Turkey, Kurds ask Russia to resolve problems created by President Trump

Turkish officials said Wednesday that President Recep Tayyip Erdogan is planning to visit Moscow this month for talks on Syria and other issues with Russian President Vladimir Putin.

Turkish President Recep Tayyip Erdogan delivers a speech during a symposium on local authorities under the new presidential government system, at the Presidential Complex in Ankara, on January 9, 2019. (Photo by Adem ALTAN / AFP)ADEM ALTAN/AFP/Getty Images

The Kurds have already reached out to Russia for help to secure a deal with the Syrian government to fill the vacuum that will be left by the departure of U.S. troops, in the hope of averting a threatened Turkish attack, according to senior Kurdish officials.

On Tuesday, just as U.S. national security adviser John Bolton was leaving Ankara after Erdogan declined to meet him, Russian and Kurdish websites posted videos of Russian military vehicles rumbling through the Syrian.
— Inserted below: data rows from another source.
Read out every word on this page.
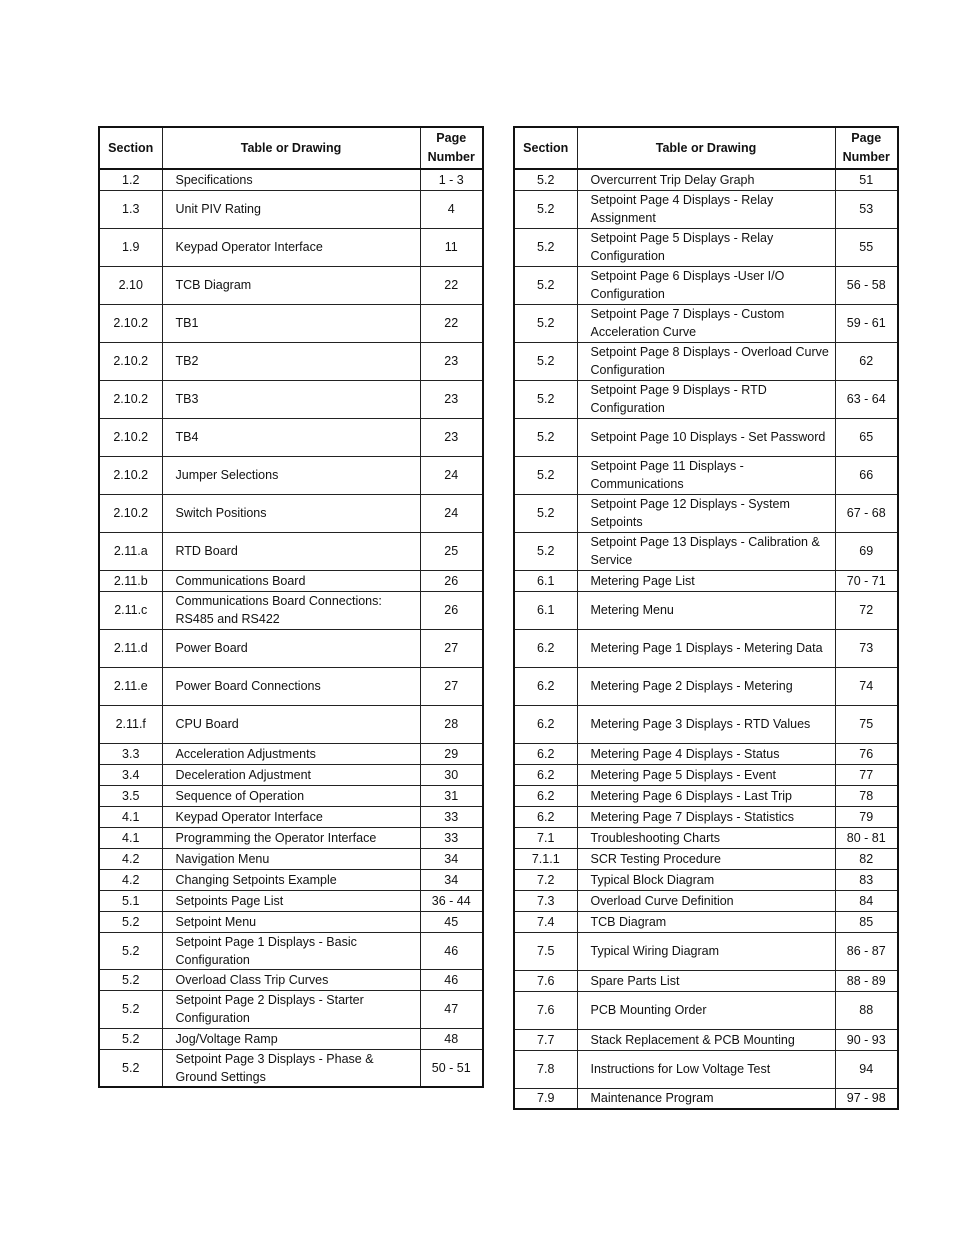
Section	Table or Drawing	Page Number
1.2	Specifications	1 - 3
1.3	Unit PIV Rating	4
1.9	Keypad Operator Interface	11
2.10	TCB Diagram	22
2.10.2	TB1	22
2.10.2	TB2	23
2.10.2	TB3	23
2.10.2	TB4	23
2.10.2	Jumper Selections	24
2.10.2	Switch Positions	24
2.11.a	RTD Board	25
2.11.b	Communications Board	26
2.11.c	Communications Board Connections: RS485 and RS422	26
2.11.d	Power Board	27
2.11.e	Power Board Connections	27
2.11.f	CPU Board	28
3.3	Acceleration Adjustments	29
3.4	Deceleration Adjustment	30
3.5	Sequence of Operation	31
4.1	Keypad Operator Interface	33
4.1	Programming the Operator Interface	33
4.2	Navigation Menu	34
4.2	Changing Setpoints Example	34
5.1	Setpoints Page List	36 - 44
5.2	Setpoint Menu	45
5.2	Setpoint Page 1 Displays - Basic Configuration	46
5.2	Overload Class Trip Curves	46
5.2	Setpoint Page 2 Displays - Starter Configuration	47
5.2	Jog/Voltage Ramp	48
5.2	Setpoint Page 3 Displays - Phase & Ground Settings	50 - 51
Section	Table or Drawing	Page Number
5.2	Overcurrent Trip Delay Graph	51
5.2	Setpoint Page 4 Displays - Relay Assignment	53
5.2	Setpoint Page 5 Displays - Relay Configuration	55
5.2	Setpoint Page 6 Displays -User I/O Configuration	56 - 58
5.2	Setpoint Page 7 Displays - Custom Acceleration Curve	59 - 61
5.2	Setpoint Page 8 Displays - Overload Curve Configuration	62
5.2	Setpoint Page 9 Displays - RTD Configuration	63 - 64
5.2	Setpoint Page 10 Displays - Set Password	65
5.2	Setpoint Page 11 Displays - Communications	66
5.2	Setpoint Page 12 Displays - System Setpoints	67 - 68
5.2	Setpoint Page 13 Displays - Calibration & Service	69
6.1	Metering Page List	70 - 71
6.1	Metering Menu	72
6.2	Metering Page 1 Displays - Metering Data	73
6.2	Metering Page 2 Displays - Metering	74
6.2	Metering Page 3 Displays - RTD Values	75
6.2	Metering Page 4 Displays - Status	76
6.2	Metering Page 5 Displays - Event	77
6.2	Metering Page 6 Displays - Last Trip	78
6.2	Metering Page 7 Displays - Statistics	79
7.1	Troubleshooting Charts	80 - 81
7.1.1	SCR Testing Procedure	82
7.2	Typical Block Diagram	83
7.3	Overload Curve Definition	84
7.4	TCB Diagram	85
7.5	Typical Wiring Diagram	86 - 87
7.6	Spare Parts List	88 - 89
7.6	PCB Mounting Order	88
7.7	Stack Replacement & PCB Mounting	90 - 93
7.8	Instructions for Low Voltage Test	94
7.9	Maintenance Program	97 - 98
Aaron Stein, director of Middle East programs at the Philadelphia-based Foreign Policy Research Institute, said the patrols served as a reminder that with U.S. policy in disarray and U.S. troops on the way out, “Russia owns all of this now.”

Russia has so far not committed to helping either Turkey or the Kurds. After Turkey’s foreign minister, Mevlut Cavusoglu, told reporters that Erdogan was scheduling a visit to Moscow this month, the Kremlin said plans are in the works but cautioned that no date has been set.

The Kurds have submitted a proposal to Moscow that would allow the Syrian government to restore its overall sovereignty over the vast area of Syria taken over by the Kurds since 2012, first during the uprising against Syrian President Bashar al-Assad’s rule and then in the war against the Islamic State. In return, the Kurds want the Syrian government to grant them a degree of autonomy, allowing them to continue their experiment in self-governance, Muslim said.

“We have given our road map to the Russians. We are just waiting on a decision,” he said.

Amid conflicting messages from members of the Trump administration about how the troop withdrawal will occur, it seems increasingly clear that Russia, as the only power talking to all the players, is best positioned to mediate a solution, Stein said.